Sunday, 28 de April de 2024 ISSN 1519-7670 - Ano 24 - nº 1285

Um festival de besteiras

A palavra ‘hermenêutica’ é definida como: (1) interpretação do sentido das palavras; (2) a arte e ciência de interpretar textos sagrados; e (3) a arte e ciência de interpretar leis. Essa palavra vem do grego hermeneo e significa ‘explicar, interpretar, traduzir’. O termo está ligado à mitologia grega: o deus Hermes era o mensageiro dos deuses, mas ele não somente transmitia mensagens, como as interpretava também. Daí surgiu a palavra ‘hermenêutica’. A hermenêutica bíblica, obviamente, se limita à interpretação do texto bíblico. E se vale de regras para fazer isso.
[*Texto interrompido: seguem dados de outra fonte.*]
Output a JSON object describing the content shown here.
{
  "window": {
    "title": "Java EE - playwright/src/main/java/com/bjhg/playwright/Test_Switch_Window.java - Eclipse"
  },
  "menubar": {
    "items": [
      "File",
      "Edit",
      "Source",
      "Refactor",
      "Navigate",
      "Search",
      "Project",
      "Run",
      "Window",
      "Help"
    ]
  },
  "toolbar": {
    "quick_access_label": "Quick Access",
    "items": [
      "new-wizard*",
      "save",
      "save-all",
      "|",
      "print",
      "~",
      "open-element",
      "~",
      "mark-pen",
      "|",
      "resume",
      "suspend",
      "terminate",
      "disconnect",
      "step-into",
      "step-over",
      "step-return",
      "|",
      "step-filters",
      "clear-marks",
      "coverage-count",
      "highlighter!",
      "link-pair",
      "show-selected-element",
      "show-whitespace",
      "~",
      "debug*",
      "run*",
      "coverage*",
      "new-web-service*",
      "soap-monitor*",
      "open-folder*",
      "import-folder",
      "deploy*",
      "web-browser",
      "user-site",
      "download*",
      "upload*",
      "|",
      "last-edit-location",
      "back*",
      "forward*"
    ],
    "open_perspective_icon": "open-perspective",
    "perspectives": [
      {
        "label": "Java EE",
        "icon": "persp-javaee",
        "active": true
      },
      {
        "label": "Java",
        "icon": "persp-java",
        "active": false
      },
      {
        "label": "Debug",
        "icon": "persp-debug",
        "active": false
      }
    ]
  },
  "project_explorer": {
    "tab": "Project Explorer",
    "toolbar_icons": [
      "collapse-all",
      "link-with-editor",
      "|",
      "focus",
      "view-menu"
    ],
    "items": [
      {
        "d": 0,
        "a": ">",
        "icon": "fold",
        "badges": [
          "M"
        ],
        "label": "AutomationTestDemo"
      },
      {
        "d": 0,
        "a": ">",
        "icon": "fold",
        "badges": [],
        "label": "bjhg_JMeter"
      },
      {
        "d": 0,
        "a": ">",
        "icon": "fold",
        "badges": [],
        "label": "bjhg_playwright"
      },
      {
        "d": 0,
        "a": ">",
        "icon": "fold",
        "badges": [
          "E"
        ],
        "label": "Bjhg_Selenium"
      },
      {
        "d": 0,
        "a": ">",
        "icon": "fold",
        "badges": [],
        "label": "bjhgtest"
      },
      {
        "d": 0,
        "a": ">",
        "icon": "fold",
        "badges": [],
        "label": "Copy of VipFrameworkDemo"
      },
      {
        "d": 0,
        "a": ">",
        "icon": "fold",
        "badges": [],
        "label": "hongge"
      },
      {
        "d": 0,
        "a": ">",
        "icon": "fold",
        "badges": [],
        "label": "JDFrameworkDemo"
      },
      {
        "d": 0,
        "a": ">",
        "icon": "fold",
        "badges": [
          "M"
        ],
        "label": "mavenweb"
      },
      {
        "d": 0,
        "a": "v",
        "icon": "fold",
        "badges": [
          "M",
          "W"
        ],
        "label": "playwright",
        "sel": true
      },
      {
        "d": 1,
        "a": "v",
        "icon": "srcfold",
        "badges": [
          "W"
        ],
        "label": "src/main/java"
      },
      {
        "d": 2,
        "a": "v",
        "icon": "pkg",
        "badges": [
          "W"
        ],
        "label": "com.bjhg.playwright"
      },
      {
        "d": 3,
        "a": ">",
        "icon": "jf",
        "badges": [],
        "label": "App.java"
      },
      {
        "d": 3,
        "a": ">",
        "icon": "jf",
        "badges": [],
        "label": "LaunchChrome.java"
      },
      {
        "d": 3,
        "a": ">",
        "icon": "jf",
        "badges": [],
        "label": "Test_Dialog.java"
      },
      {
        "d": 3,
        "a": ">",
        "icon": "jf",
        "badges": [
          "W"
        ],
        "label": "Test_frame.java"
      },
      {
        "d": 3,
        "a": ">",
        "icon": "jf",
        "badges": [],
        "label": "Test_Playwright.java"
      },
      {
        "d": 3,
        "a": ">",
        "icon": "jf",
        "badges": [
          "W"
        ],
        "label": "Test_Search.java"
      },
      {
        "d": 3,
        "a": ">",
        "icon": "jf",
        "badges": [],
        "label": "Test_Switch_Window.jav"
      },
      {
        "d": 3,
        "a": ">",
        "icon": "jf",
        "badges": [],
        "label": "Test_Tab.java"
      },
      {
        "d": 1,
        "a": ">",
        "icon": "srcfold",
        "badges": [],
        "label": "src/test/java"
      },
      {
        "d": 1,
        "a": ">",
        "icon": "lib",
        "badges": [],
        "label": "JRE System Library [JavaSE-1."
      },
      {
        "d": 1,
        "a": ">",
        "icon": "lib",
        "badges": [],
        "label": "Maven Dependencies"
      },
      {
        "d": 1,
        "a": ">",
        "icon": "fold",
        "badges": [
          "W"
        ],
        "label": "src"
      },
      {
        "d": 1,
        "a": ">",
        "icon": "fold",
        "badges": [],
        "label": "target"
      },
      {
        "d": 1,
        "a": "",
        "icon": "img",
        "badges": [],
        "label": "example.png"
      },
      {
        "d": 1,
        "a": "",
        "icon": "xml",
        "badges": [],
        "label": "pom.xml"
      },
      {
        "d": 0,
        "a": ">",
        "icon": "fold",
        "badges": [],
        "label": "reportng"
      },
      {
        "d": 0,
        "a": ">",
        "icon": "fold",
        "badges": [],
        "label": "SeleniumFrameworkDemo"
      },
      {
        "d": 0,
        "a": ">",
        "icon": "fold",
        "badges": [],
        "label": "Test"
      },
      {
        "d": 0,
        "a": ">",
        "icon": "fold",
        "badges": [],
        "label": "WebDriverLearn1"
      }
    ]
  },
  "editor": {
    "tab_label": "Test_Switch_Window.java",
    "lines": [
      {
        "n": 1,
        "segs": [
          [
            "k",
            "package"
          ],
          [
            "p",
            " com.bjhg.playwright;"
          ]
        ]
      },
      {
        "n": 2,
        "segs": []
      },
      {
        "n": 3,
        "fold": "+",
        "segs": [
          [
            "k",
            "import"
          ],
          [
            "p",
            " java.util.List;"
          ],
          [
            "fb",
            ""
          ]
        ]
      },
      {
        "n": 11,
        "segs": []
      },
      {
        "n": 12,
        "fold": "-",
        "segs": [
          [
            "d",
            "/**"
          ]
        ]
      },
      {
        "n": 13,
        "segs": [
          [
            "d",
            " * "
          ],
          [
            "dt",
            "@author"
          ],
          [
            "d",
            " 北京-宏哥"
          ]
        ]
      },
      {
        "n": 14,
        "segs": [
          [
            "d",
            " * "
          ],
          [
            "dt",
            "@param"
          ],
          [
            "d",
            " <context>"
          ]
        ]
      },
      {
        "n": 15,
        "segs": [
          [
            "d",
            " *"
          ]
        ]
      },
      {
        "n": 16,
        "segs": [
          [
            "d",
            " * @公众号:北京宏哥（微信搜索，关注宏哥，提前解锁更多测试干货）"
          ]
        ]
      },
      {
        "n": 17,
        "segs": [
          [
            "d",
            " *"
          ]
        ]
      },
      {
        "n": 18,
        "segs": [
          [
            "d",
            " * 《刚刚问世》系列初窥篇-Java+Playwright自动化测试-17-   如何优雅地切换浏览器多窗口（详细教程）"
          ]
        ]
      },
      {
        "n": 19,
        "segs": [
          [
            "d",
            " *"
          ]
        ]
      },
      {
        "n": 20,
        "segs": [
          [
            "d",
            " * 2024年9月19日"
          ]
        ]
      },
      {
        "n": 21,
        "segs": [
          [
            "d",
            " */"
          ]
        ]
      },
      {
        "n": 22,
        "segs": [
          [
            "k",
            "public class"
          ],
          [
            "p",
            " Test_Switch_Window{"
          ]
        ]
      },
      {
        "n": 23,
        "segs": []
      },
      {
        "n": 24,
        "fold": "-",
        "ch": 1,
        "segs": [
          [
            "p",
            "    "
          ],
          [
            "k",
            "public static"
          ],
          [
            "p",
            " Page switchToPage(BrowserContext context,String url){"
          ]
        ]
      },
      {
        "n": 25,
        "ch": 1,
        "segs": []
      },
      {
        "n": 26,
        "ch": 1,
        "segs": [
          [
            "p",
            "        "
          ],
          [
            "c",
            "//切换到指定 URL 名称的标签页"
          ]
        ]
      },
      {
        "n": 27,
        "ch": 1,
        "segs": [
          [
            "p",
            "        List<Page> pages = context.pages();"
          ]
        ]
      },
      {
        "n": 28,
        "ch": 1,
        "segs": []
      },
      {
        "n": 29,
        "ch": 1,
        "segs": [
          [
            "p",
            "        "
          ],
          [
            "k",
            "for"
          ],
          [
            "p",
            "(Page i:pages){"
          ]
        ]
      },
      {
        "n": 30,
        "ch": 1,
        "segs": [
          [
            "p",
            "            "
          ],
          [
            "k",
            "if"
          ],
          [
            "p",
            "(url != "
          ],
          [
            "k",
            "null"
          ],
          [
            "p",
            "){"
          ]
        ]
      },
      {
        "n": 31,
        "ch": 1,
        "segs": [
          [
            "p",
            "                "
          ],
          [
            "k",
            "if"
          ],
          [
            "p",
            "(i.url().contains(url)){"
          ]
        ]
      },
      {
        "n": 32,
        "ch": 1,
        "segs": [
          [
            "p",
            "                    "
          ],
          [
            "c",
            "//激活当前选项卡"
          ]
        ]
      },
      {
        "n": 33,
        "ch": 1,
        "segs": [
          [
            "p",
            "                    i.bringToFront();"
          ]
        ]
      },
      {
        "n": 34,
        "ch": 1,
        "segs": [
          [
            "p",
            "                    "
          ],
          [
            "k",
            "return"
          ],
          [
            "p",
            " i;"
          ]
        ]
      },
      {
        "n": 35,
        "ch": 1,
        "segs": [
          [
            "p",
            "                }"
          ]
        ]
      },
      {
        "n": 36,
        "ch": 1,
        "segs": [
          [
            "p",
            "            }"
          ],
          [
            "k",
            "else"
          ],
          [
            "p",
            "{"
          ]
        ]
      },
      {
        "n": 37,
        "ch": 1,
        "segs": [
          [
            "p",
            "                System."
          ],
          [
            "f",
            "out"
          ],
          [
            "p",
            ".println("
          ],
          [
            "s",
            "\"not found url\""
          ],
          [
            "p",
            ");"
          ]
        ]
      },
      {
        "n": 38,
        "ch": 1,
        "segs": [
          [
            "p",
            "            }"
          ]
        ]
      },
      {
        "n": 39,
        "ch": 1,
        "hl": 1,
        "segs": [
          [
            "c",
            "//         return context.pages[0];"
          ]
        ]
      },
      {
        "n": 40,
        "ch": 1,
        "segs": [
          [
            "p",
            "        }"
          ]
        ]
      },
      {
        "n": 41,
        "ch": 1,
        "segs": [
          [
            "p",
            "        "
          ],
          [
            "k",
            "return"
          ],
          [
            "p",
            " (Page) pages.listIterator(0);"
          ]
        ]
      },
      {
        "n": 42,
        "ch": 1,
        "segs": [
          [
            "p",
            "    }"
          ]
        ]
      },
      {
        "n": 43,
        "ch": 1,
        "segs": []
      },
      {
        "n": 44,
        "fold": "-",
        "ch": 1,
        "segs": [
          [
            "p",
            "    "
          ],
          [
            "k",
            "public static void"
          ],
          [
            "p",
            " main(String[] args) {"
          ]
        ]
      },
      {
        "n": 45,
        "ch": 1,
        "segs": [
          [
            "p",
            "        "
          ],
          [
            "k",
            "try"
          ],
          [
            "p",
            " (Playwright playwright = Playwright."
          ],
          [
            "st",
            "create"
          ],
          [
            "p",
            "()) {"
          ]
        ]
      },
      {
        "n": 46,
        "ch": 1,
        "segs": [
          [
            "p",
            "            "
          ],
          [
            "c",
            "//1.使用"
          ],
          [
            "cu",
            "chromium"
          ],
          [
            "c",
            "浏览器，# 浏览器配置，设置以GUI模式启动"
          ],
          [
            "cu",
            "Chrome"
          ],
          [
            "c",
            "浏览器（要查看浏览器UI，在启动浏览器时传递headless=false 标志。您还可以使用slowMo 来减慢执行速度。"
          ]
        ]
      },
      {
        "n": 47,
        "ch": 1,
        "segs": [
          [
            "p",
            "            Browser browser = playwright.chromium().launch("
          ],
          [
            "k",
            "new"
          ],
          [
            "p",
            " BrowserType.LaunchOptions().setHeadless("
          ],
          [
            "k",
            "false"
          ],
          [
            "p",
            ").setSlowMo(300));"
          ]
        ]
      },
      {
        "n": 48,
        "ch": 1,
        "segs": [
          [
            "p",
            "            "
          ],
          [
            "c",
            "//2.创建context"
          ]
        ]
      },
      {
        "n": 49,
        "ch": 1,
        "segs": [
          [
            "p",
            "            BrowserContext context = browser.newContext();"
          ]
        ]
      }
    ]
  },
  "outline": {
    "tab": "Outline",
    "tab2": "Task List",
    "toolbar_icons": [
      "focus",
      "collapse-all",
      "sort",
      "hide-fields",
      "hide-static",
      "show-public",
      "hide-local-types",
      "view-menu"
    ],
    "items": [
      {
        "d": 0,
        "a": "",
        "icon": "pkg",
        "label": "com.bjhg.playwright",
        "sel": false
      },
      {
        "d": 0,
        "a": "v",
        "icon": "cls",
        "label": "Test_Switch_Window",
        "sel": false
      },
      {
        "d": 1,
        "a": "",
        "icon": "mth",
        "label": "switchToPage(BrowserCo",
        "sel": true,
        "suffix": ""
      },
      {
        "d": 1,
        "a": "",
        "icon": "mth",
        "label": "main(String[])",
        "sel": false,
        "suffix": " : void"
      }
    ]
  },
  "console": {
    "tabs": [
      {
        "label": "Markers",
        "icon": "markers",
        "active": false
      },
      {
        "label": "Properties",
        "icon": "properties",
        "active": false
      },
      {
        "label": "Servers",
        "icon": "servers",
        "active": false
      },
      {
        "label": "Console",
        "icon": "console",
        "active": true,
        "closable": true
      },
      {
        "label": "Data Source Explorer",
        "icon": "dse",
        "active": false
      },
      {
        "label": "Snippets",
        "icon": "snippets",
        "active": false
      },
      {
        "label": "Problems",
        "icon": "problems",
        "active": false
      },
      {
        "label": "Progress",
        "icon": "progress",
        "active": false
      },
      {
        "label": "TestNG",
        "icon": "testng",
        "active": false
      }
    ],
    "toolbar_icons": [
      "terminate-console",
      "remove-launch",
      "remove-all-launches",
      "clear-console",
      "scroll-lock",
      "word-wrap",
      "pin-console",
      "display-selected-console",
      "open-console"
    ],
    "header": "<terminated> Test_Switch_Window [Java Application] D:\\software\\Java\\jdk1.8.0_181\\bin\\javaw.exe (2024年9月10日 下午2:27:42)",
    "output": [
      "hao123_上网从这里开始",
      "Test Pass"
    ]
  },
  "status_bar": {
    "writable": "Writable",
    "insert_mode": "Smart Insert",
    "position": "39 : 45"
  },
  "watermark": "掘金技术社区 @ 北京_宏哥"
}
Pois bem, comprei e li a matéria de capa da revista Galileu de janeiro, cujo título é ‘Dá para viver segundo a Bíblia hoje?’ Fiquei estarrecido. Geralmente evito o tom jocoso no que escrevo, mas não consegui pensar em outro título para este texto. O que li, descontando uma ou outra coisa, foi pura bobagem. Num só artigo, Galileu consegue subverter, desrespeitar e quebrar todas as regras básicas da hermenêutica.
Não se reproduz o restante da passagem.